The following is a Readers Digest version of a report written by a BASi manager following an exit audit interview with a client’s consultant.

  1. Bob couldn’t say enough about Sue at EVV (Evansville facility). Sue saved the day by (supplying) WLAF with white blood cell lysate. She “stepped up to the plate”
  2. Bob was impressed with the UK facility. He was very happy to learn of that site as he was tasked to find a European lab and really didn’t want to transfer such complicated methods to another company/lab. He was considering lab in France when he learned about BASi UK
  3. Bob was impressed with Nina in the UK. (Company’s) work is in good hands with Nina.
  4. Bob liked the fact that all BASi Bioanalytical facilities were using the same IT programs and SOPs. He thought that was fantastic and made it easy for him to recommend the UK lab to (company).

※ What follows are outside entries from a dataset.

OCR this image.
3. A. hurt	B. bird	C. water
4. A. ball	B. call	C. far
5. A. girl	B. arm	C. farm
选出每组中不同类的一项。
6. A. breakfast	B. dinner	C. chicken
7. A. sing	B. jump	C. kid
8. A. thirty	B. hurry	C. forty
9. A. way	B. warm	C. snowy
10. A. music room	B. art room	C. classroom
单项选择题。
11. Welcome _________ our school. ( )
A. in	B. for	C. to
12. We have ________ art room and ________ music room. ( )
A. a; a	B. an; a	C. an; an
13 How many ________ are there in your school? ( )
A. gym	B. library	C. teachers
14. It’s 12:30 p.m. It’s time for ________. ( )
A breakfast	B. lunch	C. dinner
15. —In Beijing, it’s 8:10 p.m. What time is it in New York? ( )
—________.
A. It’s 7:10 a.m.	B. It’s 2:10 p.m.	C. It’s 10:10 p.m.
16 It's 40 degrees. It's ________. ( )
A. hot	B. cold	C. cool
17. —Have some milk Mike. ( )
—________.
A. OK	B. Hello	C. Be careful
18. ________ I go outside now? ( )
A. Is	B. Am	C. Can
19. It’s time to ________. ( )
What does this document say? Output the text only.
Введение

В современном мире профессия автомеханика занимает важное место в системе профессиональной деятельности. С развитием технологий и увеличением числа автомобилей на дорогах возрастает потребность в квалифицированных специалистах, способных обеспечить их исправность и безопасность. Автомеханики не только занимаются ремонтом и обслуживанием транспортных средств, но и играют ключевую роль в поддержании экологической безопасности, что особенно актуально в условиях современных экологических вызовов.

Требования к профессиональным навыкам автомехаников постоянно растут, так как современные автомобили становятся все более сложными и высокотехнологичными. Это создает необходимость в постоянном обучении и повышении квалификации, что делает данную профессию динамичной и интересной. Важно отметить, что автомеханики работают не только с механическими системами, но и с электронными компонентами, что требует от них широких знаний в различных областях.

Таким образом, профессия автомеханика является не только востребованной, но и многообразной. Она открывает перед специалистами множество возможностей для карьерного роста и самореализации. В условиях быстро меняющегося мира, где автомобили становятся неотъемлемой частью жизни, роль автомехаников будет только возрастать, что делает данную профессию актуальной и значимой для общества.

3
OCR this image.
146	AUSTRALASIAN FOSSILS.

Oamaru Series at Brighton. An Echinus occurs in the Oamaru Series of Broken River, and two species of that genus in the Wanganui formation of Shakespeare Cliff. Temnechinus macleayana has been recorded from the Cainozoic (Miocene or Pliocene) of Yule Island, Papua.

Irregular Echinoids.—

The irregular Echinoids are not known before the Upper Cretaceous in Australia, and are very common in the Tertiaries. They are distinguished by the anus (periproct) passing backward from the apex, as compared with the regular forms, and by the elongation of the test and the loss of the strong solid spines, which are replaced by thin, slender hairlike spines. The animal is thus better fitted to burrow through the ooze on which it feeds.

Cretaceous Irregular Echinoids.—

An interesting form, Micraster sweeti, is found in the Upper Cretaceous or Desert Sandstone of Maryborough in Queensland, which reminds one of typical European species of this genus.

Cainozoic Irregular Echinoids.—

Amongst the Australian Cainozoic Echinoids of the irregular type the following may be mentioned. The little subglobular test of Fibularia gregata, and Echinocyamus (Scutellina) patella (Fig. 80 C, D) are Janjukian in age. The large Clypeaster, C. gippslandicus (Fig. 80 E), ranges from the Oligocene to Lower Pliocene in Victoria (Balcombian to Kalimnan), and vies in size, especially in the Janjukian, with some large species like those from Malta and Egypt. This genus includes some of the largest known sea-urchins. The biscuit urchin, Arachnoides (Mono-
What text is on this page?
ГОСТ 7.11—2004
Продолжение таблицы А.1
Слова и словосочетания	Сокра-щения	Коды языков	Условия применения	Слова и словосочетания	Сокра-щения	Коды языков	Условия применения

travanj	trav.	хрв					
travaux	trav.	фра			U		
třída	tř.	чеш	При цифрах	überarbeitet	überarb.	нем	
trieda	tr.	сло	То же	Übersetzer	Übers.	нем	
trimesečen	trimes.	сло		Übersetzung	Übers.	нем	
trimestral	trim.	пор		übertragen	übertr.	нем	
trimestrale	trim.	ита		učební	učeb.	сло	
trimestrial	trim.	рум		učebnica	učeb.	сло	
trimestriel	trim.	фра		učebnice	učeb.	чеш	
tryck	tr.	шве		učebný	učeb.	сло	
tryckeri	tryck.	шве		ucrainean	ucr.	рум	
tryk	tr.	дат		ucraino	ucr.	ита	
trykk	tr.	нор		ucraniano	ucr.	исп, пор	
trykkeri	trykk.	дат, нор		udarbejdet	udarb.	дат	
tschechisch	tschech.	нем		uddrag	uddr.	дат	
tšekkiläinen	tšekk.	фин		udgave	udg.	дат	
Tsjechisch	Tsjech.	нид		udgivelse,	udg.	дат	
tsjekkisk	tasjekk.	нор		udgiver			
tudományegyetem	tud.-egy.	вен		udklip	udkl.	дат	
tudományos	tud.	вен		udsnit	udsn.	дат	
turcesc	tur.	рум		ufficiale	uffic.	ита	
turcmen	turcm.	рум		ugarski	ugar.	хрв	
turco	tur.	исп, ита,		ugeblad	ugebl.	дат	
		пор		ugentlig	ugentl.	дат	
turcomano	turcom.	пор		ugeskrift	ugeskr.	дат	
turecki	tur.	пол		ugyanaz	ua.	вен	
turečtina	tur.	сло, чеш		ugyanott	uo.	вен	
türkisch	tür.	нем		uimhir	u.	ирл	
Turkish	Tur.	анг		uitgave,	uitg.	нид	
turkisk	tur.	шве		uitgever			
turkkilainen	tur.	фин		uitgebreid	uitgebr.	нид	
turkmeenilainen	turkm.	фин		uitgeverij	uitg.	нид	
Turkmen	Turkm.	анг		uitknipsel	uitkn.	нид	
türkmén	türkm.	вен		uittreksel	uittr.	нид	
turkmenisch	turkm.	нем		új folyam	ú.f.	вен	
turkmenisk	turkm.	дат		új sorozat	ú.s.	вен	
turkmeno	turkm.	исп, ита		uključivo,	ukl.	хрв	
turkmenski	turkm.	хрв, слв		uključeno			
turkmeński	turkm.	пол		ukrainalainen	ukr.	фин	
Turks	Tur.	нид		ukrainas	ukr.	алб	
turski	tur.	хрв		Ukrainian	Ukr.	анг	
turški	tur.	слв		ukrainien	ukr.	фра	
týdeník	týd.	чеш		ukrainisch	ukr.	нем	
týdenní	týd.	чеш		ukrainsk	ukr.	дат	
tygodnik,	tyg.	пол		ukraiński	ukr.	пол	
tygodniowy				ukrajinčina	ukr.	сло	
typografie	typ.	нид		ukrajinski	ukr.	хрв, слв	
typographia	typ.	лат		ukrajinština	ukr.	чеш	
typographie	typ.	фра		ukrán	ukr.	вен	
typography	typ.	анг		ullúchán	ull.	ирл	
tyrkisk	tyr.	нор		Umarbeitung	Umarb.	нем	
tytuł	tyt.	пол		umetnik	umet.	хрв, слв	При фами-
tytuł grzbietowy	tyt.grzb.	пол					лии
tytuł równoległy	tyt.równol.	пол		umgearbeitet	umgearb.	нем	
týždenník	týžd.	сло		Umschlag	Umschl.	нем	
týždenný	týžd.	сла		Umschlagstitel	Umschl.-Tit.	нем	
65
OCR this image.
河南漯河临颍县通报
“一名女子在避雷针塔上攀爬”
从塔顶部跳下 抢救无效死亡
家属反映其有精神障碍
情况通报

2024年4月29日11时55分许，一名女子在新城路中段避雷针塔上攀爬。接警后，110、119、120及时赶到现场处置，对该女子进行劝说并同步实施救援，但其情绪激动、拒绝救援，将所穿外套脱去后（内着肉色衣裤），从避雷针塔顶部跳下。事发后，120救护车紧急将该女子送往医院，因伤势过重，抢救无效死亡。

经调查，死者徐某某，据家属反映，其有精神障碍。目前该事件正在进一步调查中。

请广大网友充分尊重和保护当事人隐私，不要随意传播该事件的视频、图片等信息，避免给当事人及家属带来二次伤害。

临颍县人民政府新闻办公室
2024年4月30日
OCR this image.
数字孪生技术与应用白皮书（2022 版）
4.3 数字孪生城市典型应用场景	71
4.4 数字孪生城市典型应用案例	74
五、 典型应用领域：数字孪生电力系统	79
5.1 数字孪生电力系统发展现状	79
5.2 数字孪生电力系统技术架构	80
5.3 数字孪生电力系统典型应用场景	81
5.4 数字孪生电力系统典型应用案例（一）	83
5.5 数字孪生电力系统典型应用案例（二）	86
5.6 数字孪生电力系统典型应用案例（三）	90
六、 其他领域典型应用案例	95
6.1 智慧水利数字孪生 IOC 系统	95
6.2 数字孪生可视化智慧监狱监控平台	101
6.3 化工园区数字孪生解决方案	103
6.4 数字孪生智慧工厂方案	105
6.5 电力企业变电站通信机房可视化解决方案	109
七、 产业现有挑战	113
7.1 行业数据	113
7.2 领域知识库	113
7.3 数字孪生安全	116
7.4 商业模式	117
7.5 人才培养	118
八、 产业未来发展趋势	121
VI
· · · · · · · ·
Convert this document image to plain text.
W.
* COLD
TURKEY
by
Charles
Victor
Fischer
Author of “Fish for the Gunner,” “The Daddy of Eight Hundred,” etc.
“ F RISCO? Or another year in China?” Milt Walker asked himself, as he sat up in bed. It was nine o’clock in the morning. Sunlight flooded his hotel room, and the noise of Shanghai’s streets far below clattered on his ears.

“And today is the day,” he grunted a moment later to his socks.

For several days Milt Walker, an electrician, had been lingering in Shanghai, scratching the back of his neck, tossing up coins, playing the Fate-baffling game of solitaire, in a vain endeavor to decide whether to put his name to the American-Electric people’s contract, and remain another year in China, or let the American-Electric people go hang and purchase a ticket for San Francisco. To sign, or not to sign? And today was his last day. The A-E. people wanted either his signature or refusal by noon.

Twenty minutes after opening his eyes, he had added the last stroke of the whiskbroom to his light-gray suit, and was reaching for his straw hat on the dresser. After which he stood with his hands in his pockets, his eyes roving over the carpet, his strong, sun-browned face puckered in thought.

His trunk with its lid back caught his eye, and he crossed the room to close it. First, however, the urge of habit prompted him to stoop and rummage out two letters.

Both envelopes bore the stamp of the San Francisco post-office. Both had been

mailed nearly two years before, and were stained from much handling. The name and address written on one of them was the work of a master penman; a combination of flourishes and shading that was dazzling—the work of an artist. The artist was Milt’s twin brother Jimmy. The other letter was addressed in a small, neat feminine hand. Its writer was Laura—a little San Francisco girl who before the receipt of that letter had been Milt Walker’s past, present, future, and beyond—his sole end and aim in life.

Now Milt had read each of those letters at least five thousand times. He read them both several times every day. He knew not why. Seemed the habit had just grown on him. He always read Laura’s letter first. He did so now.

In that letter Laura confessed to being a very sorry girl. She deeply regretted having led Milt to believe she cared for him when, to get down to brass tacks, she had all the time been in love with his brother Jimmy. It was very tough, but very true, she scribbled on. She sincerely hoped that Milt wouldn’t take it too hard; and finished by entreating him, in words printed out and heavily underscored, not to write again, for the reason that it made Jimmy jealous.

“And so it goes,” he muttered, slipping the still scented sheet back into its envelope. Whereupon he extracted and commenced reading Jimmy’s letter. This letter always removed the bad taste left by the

  5. Bob was satisfied with the science and the especially the design of experiments for the method development work. It was logical and he could follow the flow. The results were tight. So he knew that a path forward would be eventually found.
  6. Bob likes Curt. He is very thorough and checklist oriented – Bob takes comfort in that.
  7. BASi has a reputation of being forward thinking.